By the early 1170s the Anglo-Normans had taken control of large tracts of land from Waterford to Dublin. In 1172 they turned their attention to Cork. Two Anglo-Norman lords, Milo de Cogan and Robert Fitzstephen, were despatched to Corcach Mór na Mumhan with a small land force to confront and dispossess the Vikings and chief of the McCarthys, Dermod McCarthy, of his lands in counties Cork and Kerry. Once they had been defeated, Fitstephen and De Cogan’s began the transformation of the settlement into an Anglo-Norman town. It was to become one of fifty-six early Anglo-Norman walled towns established in Ireland, some re-founded on adapted and extended Viking settlements sites. Initially, they noted that the Danish settlement on the marshy island was “fortified” and had a gate (“porta”) leading into it. The nature of the fortification, whether it was stone or timber, was not recorded. Incorporating elements of the old settlement, the newcomers instigated many fundamental changes to the town.
The name of the town was shortened to Corke. The renaming was significant as it was the first instance of the anglicising of local Gaelic culture. In addition, in the late 1100s, Henry II chose Bristol as the model to be followed in developing manorial towns in Ireland, especially in issues such as liberties, privileges and immunities.
Between the 1170s and 1300s, a stone wall, on average eight metres high, became the new perimeter fence for the old Viking settlement area on the island, which was accessible via a new drawbridge built on the site of the Viking bridge, Droichet. Beyond this wall, a suburb called Dungarvan (now the area of North Main Street) was established on a nearby island.
By 1317 the full circuit, which included the extension of the wall around Dungarvan, was complete. Thus the redevelopment of the town walls created one single walled settlement (16 acres in extent) instead of a walled island with an unfortified island settlement and Dungarvan outside it. Within the town a channel of water was left between the old walled settlement and the newly encompassed area of Dungarvan, with access between the two provided by an arched stone bridge called Middle Bridge. A millrace dominated the western half of this channel, while the remaining eastern was the town’s central dock.

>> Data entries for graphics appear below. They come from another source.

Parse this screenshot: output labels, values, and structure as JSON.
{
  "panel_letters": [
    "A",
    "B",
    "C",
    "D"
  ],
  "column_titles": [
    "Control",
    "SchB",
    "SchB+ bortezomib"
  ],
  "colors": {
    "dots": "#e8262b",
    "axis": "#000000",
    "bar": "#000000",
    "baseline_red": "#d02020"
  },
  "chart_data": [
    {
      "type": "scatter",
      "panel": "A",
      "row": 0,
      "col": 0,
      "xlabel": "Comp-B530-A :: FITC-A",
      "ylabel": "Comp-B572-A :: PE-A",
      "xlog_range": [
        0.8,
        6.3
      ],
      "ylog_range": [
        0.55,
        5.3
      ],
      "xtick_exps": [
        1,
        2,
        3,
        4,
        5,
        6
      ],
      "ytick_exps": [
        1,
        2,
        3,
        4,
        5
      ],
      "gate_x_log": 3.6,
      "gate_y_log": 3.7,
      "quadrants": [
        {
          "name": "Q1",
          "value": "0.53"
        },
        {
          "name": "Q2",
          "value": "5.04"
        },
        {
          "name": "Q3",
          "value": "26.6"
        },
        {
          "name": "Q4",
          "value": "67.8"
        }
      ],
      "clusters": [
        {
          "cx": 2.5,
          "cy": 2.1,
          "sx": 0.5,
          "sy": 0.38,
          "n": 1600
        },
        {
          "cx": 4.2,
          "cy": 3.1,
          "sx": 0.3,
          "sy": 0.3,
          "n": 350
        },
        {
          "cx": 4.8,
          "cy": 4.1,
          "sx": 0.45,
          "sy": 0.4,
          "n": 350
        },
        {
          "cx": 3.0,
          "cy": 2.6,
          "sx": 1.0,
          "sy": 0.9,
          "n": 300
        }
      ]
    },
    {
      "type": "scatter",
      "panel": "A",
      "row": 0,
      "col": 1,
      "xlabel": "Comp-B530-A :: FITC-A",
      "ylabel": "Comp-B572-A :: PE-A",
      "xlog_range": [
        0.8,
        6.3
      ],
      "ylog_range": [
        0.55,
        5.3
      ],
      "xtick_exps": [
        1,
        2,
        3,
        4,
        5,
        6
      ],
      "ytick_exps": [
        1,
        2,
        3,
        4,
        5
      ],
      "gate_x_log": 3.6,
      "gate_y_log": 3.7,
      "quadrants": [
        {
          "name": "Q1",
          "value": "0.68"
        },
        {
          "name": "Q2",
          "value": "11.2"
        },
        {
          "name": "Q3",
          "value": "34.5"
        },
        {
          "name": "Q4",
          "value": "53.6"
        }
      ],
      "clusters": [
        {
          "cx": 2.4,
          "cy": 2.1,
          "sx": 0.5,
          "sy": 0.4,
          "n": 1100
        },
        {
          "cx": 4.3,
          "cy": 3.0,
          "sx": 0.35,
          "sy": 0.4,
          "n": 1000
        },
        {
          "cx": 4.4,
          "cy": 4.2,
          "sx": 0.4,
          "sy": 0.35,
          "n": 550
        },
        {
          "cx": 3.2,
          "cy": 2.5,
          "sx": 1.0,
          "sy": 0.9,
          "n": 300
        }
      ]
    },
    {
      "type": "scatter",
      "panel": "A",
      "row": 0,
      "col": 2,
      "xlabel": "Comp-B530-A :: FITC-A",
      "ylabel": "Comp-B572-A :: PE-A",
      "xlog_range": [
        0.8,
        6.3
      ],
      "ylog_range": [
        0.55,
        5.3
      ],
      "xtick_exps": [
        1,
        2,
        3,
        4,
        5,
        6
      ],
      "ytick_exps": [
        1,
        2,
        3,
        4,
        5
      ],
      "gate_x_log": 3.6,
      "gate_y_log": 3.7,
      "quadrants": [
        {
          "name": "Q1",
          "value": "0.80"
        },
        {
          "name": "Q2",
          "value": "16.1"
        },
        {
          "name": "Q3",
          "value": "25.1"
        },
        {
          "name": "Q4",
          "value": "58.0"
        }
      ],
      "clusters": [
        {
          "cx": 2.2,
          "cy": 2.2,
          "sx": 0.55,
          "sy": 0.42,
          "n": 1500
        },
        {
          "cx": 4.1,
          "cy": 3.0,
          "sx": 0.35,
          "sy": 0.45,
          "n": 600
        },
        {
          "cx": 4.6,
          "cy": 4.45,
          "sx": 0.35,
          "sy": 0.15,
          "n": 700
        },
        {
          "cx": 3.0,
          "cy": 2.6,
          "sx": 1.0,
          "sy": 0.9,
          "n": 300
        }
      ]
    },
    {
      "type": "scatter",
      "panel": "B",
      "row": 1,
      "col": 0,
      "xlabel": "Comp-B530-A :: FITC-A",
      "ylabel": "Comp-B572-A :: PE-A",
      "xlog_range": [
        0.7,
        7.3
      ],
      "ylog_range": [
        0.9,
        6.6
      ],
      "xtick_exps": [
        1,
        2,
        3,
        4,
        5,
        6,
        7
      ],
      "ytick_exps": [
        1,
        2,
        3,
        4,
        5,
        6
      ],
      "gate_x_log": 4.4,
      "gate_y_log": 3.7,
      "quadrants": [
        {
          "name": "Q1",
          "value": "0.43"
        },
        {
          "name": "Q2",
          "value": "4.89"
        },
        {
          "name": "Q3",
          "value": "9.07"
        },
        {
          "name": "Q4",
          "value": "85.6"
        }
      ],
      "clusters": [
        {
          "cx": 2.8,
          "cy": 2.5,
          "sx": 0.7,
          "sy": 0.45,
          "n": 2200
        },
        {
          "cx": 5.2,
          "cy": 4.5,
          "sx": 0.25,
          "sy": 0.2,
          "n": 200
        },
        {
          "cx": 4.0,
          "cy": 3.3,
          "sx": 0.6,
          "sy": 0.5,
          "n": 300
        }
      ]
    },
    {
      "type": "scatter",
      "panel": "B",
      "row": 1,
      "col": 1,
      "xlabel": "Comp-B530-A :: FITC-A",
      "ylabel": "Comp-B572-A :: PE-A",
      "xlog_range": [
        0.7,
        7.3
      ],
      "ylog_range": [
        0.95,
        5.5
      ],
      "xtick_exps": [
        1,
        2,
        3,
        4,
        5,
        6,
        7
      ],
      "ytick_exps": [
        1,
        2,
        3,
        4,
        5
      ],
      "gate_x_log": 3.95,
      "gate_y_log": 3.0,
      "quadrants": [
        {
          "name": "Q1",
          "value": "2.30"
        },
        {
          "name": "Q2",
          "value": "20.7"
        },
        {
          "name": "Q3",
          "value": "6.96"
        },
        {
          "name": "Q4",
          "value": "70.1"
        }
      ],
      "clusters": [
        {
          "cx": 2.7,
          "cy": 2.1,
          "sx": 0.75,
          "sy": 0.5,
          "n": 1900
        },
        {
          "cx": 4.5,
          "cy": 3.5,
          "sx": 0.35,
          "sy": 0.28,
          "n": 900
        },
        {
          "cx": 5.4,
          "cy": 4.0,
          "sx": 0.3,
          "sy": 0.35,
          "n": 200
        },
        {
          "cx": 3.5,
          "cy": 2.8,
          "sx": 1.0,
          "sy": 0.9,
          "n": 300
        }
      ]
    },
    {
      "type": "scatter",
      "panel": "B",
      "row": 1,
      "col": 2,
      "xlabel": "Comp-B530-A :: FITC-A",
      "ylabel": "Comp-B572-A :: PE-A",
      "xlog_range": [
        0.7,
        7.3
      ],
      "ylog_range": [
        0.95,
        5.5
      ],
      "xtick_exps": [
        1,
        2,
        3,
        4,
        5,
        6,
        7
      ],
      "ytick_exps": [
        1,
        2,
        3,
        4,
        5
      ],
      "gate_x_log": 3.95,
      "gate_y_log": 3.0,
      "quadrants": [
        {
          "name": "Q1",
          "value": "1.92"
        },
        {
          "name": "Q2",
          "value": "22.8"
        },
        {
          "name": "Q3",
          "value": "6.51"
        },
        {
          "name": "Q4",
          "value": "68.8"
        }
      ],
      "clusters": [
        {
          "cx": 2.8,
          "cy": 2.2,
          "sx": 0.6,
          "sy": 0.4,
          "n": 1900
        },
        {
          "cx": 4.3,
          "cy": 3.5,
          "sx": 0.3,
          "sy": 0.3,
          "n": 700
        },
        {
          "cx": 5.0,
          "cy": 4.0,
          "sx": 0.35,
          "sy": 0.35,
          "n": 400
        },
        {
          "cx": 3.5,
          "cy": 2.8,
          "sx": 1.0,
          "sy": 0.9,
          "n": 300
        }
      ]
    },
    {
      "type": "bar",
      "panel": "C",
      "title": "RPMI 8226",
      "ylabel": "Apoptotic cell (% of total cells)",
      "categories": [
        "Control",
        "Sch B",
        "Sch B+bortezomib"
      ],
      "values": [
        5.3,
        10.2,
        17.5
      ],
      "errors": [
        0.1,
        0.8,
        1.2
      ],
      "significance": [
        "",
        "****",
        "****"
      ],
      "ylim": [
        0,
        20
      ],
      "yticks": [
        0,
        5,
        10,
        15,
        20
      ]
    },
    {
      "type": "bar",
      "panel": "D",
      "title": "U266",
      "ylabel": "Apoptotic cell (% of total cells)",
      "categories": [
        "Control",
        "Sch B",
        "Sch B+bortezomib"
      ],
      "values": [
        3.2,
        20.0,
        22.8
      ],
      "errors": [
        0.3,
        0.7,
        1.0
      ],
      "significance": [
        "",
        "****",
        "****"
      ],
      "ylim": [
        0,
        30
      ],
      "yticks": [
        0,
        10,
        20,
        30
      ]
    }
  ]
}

On the wall at regular intervals were mural towers, which projected out and were used as lookout towers by the town’s garrison of soldiers. The walled town extended from South Gate Bridge to North Gate Bridge and was bisected by long spinal main streets, North and South Main Streets. These were the primary routeways and although narrower than the current streets, would have followed an identical plan. They would also have been the main market areas.
The town was now well defended and all those seeking to gain entry had to use one of the three designated entrances: one of the two well-fortified drawbridges with associated towers or the eastern portcullis gate. The first drawbridge, allowing access from the southern valleyside, was South Gate Drawbridge, while entry from the northern valleyside was via North Gate Drawbridge. From 1300 to 1690 these were the only two bridges spanning the River Lee. There are still bridges on their sites today and they still possess the names North and South Gate Bridge. The present South Gate Bridge dates to 1713 while the present North Gate Bridge dates to 1961.

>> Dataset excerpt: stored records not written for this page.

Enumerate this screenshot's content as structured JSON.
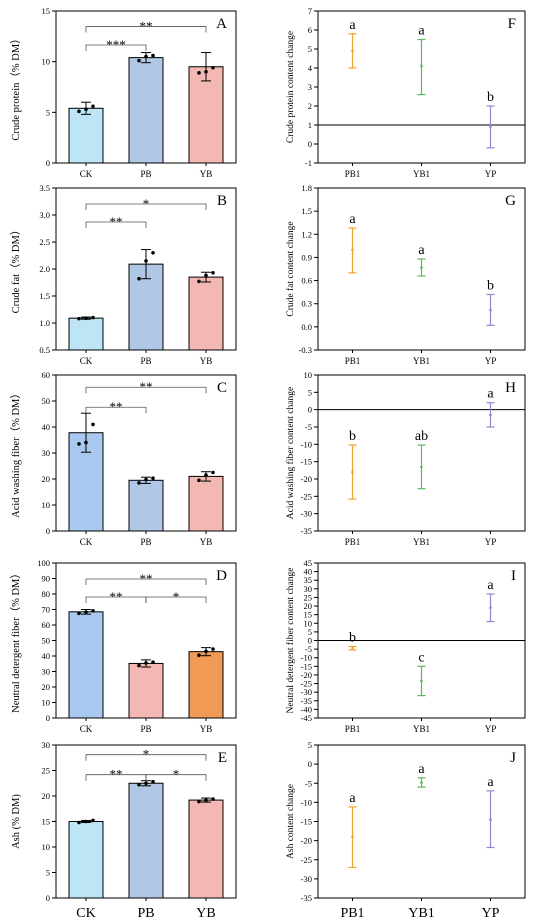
{
  "chart_data": [
    {
      "id": "A",
      "panel_label": "A",
      "type": "bar",
      "ylabel": "Crude protein（% DM）",
      "ylim": [
        0,
        15
      ],
      "yticks": [
        0,
        5,
        10,
        15
      ],
      "categories": [
        "CK",
        "PB",
        "YB"
      ],
      "values": [
        5.4,
        10.4,
        9.5
      ],
      "errors": [
        0.6,
        0.5,
        1.4
      ],
      "points": [
        [
          5.1,
          5.3,
          5.6
        ],
        [
          10.1,
          10.5,
          10.6
        ],
        [
          8.9,
          9.0,
          9.4
        ]
      ],
      "colors": [
        "#bde5f5",
        "#b0c8e6",
        "#f4b8b4"
      ],
      "brackets": [
        {
          "from": 0,
          "to": 1,
          "level": 0,
          "label": "***"
        },
        {
          "from": 0,
          "to": 2,
          "level": 1,
          "label": "**"
        }
      ]
    },
    {
      "id": "B",
      "panel_label": "B",
      "type": "bar",
      "ylabel": "Crude fat（% DM）",
      "ylim": [
        0.5,
        3.5
      ],
      "yticks": [
        0.5,
        1.0,
        1.5,
        2.0,
        2.5,
        3.0,
        3.5
      ],
      "categories": [
        "CK",
        "PB",
        "YB"
      ],
      "values": [
        1.09,
        2.09,
        1.85
      ],
      "errors": [
        0.02,
        0.27,
        0.09
      ],
      "points": [
        [
          1.08,
          1.09,
          1.1
        ],
        [
          1.82,
          2.15,
          2.3
        ],
        [
          1.77,
          1.88,
          1.93
        ]
      ],
      "colors": [
        "#bde5f5",
        "#b0c8e6",
        "#f4b8b4"
      ],
      "brackets": [
        {
          "from": 0,
          "to": 1,
          "level": 0,
          "label": "**"
        },
        {
          "from": 0,
          "to": 2,
          "level": 1,
          "label": "*"
        }
      ]
    },
    {
      "id": "C",
      "panel_label": "C",
      "type": "bar",
      "ylabel": "Acid washing fiber（% DM）",
      "ylim": [
        0,
        60
      ],
      "yticks": [
        0,
        10,
        20,
        30,
        40,
        50,
        60
      ],
      "categories": [
        "CK",
        "PB",
        "YB"
      ],
      "values": [
        37.8,
        19.5,
        21.0
      ],
      "errors": [
        7.5,
        1.2,
        1.8
      ],
      "points": [
        [
          33.5,
          34.0,
          41.0
        ],
        [
          18.5,
          19.8,
          20.3
        ],
        [
          19.5,
          21.5,
          22.5
        ]
      ],
      "colors": [
        "#a9c8f0",
        "#b0c8e6",
        "#f4b8b4"
      ],
      "brackets": [
        {
          "from": 0,
          "to": 1,
          "level": 0,
          "label": "**"
        },
        {
          "from": 0,
          "to": 2,
          "level": 1,
          "label": "**"
        }
      ]
    },
    {
      "id": "D",
      "panel_label": "D",
      "type": "bar",
      "ylabel": "Neutral detergent fiber（% DM）",
      "ylim": [
        0,
        100
      ],
      "yticks": [
        0,
        10,
        20,
        30,
        40,
        50,
        60,
        70,
        80,
        90,
        100
      ],
      "categories": [
        "CK",
        "PB",
        "YB"
      ],
      "values": [
        68.5,
        35.2,
        42.8
      ],
      "errors": [
        1.5,
        2.3,
        2.6
      ],
      "points": [
        [
          67.5,
          68.3,
          69.2
        ],
        [
          33.8,
          35.5,
          36.0
        ],
        [
          40.5,
          43.0,
          44.5
        ]
      ],
      "colors": [
        "#a9c8f0",
        "#f4b8b4",
        "#f09a55"
      ],
      "brackets": [
        {
          "from": 0,
          "to": 1,
          "level": 0,
          "label": "**"
        },
        {
          "from": 1,
          "to": 2,
          "level": 0,
          "label": "*"
        },
        {
          "from": 0,
          "to": 2,
          "level": 1,
          "label": "**"
        }
      ]
    },
    {
      "id": "E",
      "panel_label": "E",
      "type": "bar",
      "ylabel": "Ash (% DM)",
      "ylim": [
        0,
        30
      ],
      "yticks": [
        0,
        5,
        10,
        15,
        20,
        25,
        30
      ],
      "categories": [
        "CK",
        "PB",
        "YB"
      ],
      "values": [
        15.0,
        22.5,
        19.2
      ],
      "errors": [
        0.2,
        0.5,
        0.4
      ],
      "points": [
        [
          14.8,
          15.0,
          15.2
        ],
        [
          22.2,
          22.5,
          22.8
        ],
        [
          18.9,
          19.2,
          19.4
        ]
      ],
      "colors": [
        "#bde5f5",
        "#b0c8e6",
        "#f4b8b4"
      ],
      "brackets": [
        {
          "from": 0,
          "to": 1,
          "level": 0,
          "label": "**"
        },
        {
          "from": 1,
          "to": 2,
          "level": 0,
          "label": "*"
        },
        {
          "from": 0,
          "to": 2,
          "level": 1,
          "label": "*"
        }
      ]
    },
    {
      "id": "F",
      "panel_label": "F",
      "type": "scatter",
      "ylabel": "Crude protein content change",
      "ylim": [
        -1,
        7
      ],
      "yticks": [
        -1,
        0,
        1,
        2,
        3,
        4,
        5,
        6,
        7
      ],
      "refline": 1,
      "categories": [
        "PB1",
        "YB1",
        "YP"
      ],
      "values": [
        4.9,
        4.1,
        0.9
      ],
      "lower": [
        4.0,
        2.6,
        -0.2
      ],
      "upper": [
        5.8,
        5.5,
        2.0
      ],
      "letters": [
        "a",
        "a",
        "b"
      ],
      "colors": [
        "#f0a030",
        "#5cb85c",
        "#8a8ad0"
      ]
    },
    {
      "id": "G",
      "panel_label": "G",
      "type": "scatter",
      "ylabel": "Crude fat content change",
      "ylim": [
        -0.3,
        1.8
      ],
      "yticks": [
        -0.3,
        0.0,
        0.3,
        0.6,
        0.9,
        1.2,
        1.5,
        1.8
      ],
      "refline": null,
      "categories": [
        "PB1",
        "YB1",
        "YP"
      ],
      "values": [
        1.0,
        0.77,
        0.22
      ],
      "lower": [
        0.7,
        0.66,
        0.02
      ],
      "upper": [
        1.28,
        0.88,
        0.42
      ],
      "letters": [
        "a",
        "a",
        "b"
      ],
      "colors": [
        "#f0a030",
        "#5cb85c",
        "#8a8ad0"
      ]
    },
    {
      "id": "H",
      "panel_label": "H",
      "type": "scatter",
      "ylabel": "Acid washing fiber content change",
      "ylim": [
        -35,
        10
      ],
      "yticks": [
        -35,
        -30,
        -25,
        -20,
        -15,
        -10,
        -5,
        0,
        5,
        10
      ],
      "refline": 0,
      "categories": [
        "PB1",
        "YB1",
        "YP"
      ],
      "values": [
        -18.0,
        -16.5,
        -1.5
      ],
      "lower": [
        -25.8,
        -22.8,
        -5.0
      ],
      "upper": [
        -10.2,
        -10.2,
        2.0
      ],
      "letters": [
        "b",
        "ab",
        "a"
      ],
      "colors": [
        "#f0a030",
        "#5cb85c",
        "#8a8ad0"
      ]
    },
    {
      "id": "I",
      "panel_label": "I",
      "type": "scatter",
      "ylabel": "Neutral detergent fiber content change",
      "ylim": [
        -45,
        45
      ],
      "yticks": [
        -45,
        -40,
        -35,
        -30,
        -25,
        -20,
        -15,
        -10,
        -5,
        0,
        5,
        10,
        15,
        20,
        25,
        30,
        35,
        40,
        45
      ],
      "refline": 0,
      "categories": [
        "PB1",
        "YB1",
        "YP"
      ],
      "values": [
        -4.5,
        -23.5,
        19.0
      ],
      "lower": [
        -5.5,
        -32.0,
        11.0
      ],
      "upper": [
        -3.5,
        -15.0,
        27.0
      ],
      "letters": [
        "b",
        "c",
        "a"
      ],
      "colors": [
        "#f0a030",
        "#5cb85c",
        "#8a8ad0"
      ]
    },
    {
      "id": "J",
      "panel_label": "J",
      "type": "scatter",
      "ylabel": "Ash content change",
      "ylim": [
        -35,
        5
      ],
      "yticks": [
        -35,
        -30,
        -25,
        -20,
        -15,
        -10,
        -5,
        0,
        5
      ],
      "refline": null,
      "categories": [
        "PB1",
        "YB1",
        "YP"
      ],
      "values": [
        -19.0,
        -4.8,
        -14.5
      ],
      "lower": [
        -27.0,
        -6.0,
        -21.8
      ],
      "upper": [
        -11.2,
        -3.6,
        -7.0
      ],
      "letters": [
        "a",
        "a",
        "a"
      ],
      "colors": [
        "#f0a030",
        "#5cb85c",
        "#8a8ad0"
      ]
    }
  ]
}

The third entrance overlooked the eastern marshes and was located at the present-day intersection of Castle Street and Grand Parade. Known as Watergate, it comprised a large portcullis gate that opened to allow ships into an small, unnamed quay located within the town. On either side of this gate, two large mural towers, known as King’s Castle and Queen’s Castle, controlled its mechanics.
The Anglo-Normans consolidated this port by establishing new export destinations and by the end of the seventeenth century, the walled town of Cork was exporting to other European ports such as to Bordeaux, in France, and to a large range of English Ports such as Bristol, Chichester, Minehead, Southampton and Portsmouth. Trading contacts were also made across the Atlantic Ocean to eastern North American ports such as Carolina and those in the Carribean, trading goods such as beef and butter. In addition, the sheltered nature of the mature river valley and Cork harbour has provided a safe berth for ships right through the ages.
The coat of arms of the city comprises two battlemented towers and a ship depicted as a medieval galleon inbetween. The arms are said to depict King’s and Queen’s Castles, which operated Watergate. A Latin motto is attached; Statio Bene Fida Carinis or “a safe harbour for ships”.